Si les Mouchet sont au sommet de leur art, ils sont restés simples d’approche. Surbookés, ils ont pris néanmoins une demi-journée pour nous faire découvri leur travail. La passion rend loquace ! Nous sommes sur les hauteurs de Drumettaz-Clarafond à côté d’Aix-les-Bains, ville thermale dont ils viennent de relooker le Casino historique. Très courtisé, notre tandem a du agrandir son équipe qui compte cinq personnes. Jean-Marc a préparé un magnifique book format A3 pour l’occasion. Il contient les dernières réalisations et projets dont le chalet Niagara d’une surface de 1450m2 sur six niveaux, un projet à la vente de Vallat Création.

Le fil rouge

 « Pour ce chalet de type hôtel particulier, je suis parti d’une peinture sur bois façon 19è de Giacometti, un artiste d’Annecy. Cette peinture que l’on retrouve sur les portes des chambres a été mon fil rouge pour l’ensemble de l’architecture intérieure », explique Jean-Marc. « Le fil rouge, c’est donner du sens aux choses, on a une approche marketing, ma femme vient de là ». Moulure Louis XVI sur l’ascenseur, bibliothèque intégrée dans l’entrée, tapisserie Hermès, lits à baldaquins revisités… à la vue des simulations 3D, on sentirait presque les planchers craqués tant elles renvoient une atmosphère feutrée. « On a travaillé le romantisme. La tour de Pise se déroule sur la montée d’escalier en hommage à l’Italie, pays de l’amour. On trouve aussi un couloir façon cabinet de curiosités. L’idée, c’est de créer la surprise pour chacun de nos projets ». Un exercice difficile qu’ils relèvent avec brio. Dans ce chalet, on retrouve aussi les mélanges bois brossé versus pierre brute car la patte Mouchet, c’est l’opposition de matériaux et de styles. C’est aussi l’humour, la poésie, la lumière et la transparence : « On s’est positionné sur du contemporain en montagne », résume Jean-Marc.

De la suite dans les idées

 Cette marque de fabrique émane de l’hôtel historique des Grandes Alpes dont l’ensemble des chambres a été reconverti en neuf suites l’hiver dernier. Jean-Marc confirme : « Les Grandes Alpes c’est du 100% Mouchet ; du chic contemporain qui passe les modes. Ici, on a travaillé sur des oppositions de matières : peaux de poulain versus bois brossé, velours versus cuir ». L’une des suites joue sur la notion de transparence entre la chambre et la salle de bain en pâte de verre. Le hors norme est également cher au duo : ainsi dans la suite de 300m2 du dernier étage découvre-t-on un canapé Flexform de six mètres de long face à la cheminée Focus centrale, quatre fauteuils Mooï, un lustre de l’italien Baga avec des perles Sicis. Les Mouchet sont des dénicheurs d’éditeurs et de designers de meubles, quand ils ne les dessinent pas eux-mêmes comme ces chevets façon valise, ces tables massives et ces chaises bi-matière : « Nous avons peut-être deux-cents marques parmi lesquelles nous faisons des choix régulièrement. Mais on essaie toujours de trouver le mouton à cinq pattes, d’aller chercher ce que les autres n’ont pas. C’est compliqué et c’est le boulot d’Anne-So », confie Jean-Marc. Le binôme travaille aussi beaucoup avec des artisans locaux et intègrent de plus en plus d’artistes dans leurs projets, par exemple le sculpteur Thierry Martenon qui a sculpté des prises de main de  portes, le designer Chery Bisch pour les tableaux… Anne-So s’y entend comme personne pour chiner, « c’est notre fourmi, elle s’occupe de tous les objets, jusqu’à la vaisselle ! »

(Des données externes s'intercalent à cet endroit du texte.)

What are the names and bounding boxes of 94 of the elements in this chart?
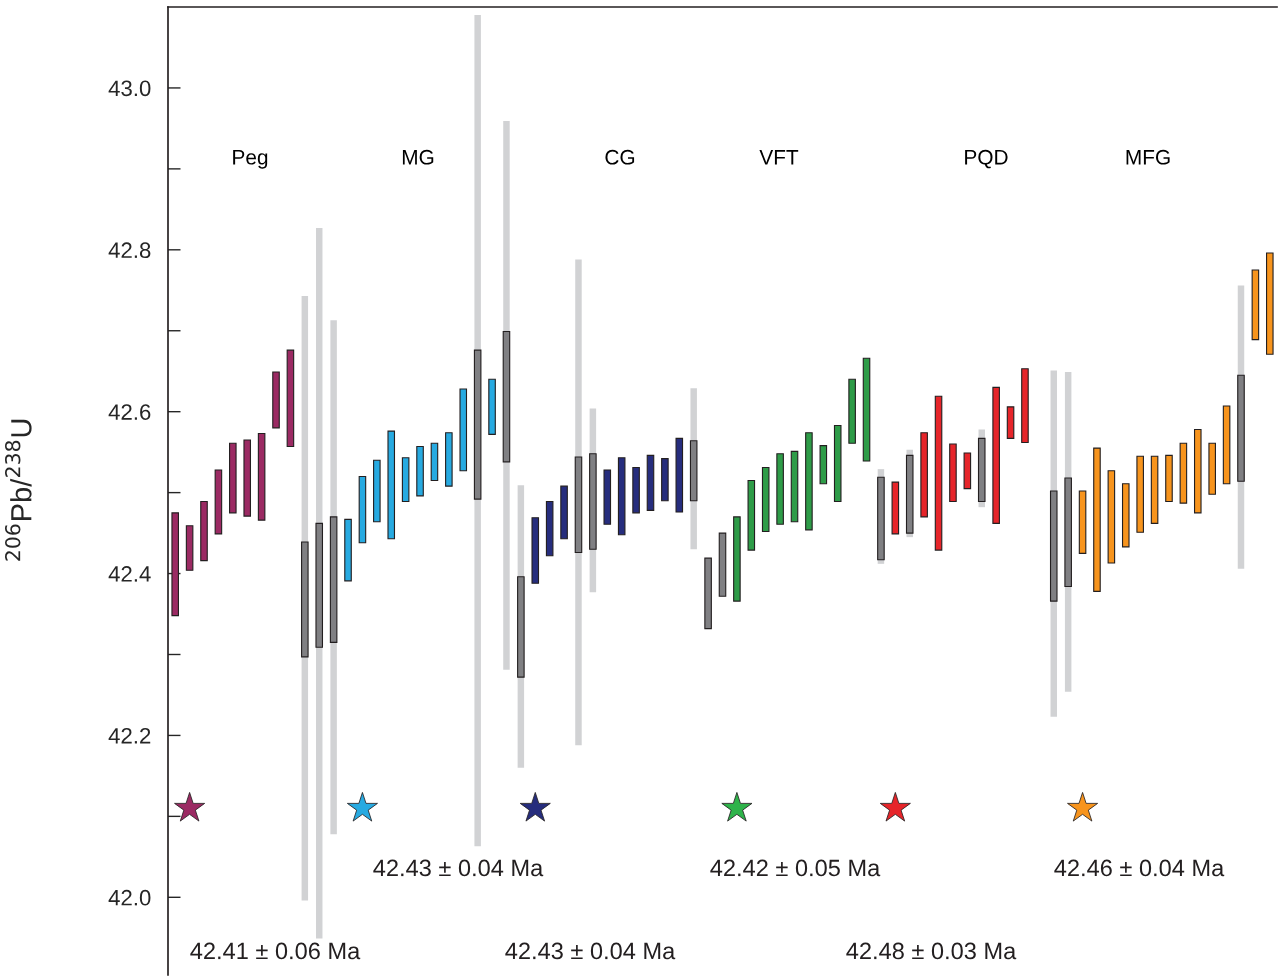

Avec les Grandes Alpes, les Mouchet n’en étaient pas à leur première suite, pour les cinquante ans du Lana, hôtel mythique de Courchevel, ils étaient chargés de relooker les trois suites présidentielles et le spa Clarins avec une identité précieuse très marquée, « tout a été dessiné sur mesure » précise Anne-Sophie. «  C’est l’ébène de Bacassa, un bois précieux qui n’a rien à voir avec la montagne qui nous a inspiré car la façade du Lana était noire. Comme il a un côté hôtel du XIXè, on a utilisé Madame Récamier comme fil rouge avec un mélange de classicisme post moderne. On retrouve aussi notre idée d’opposition : on a mélangé des angles droits avec de la rondeur. » Des oppositions complémentaires comme ce couple uni dans la vie comme dans le travail.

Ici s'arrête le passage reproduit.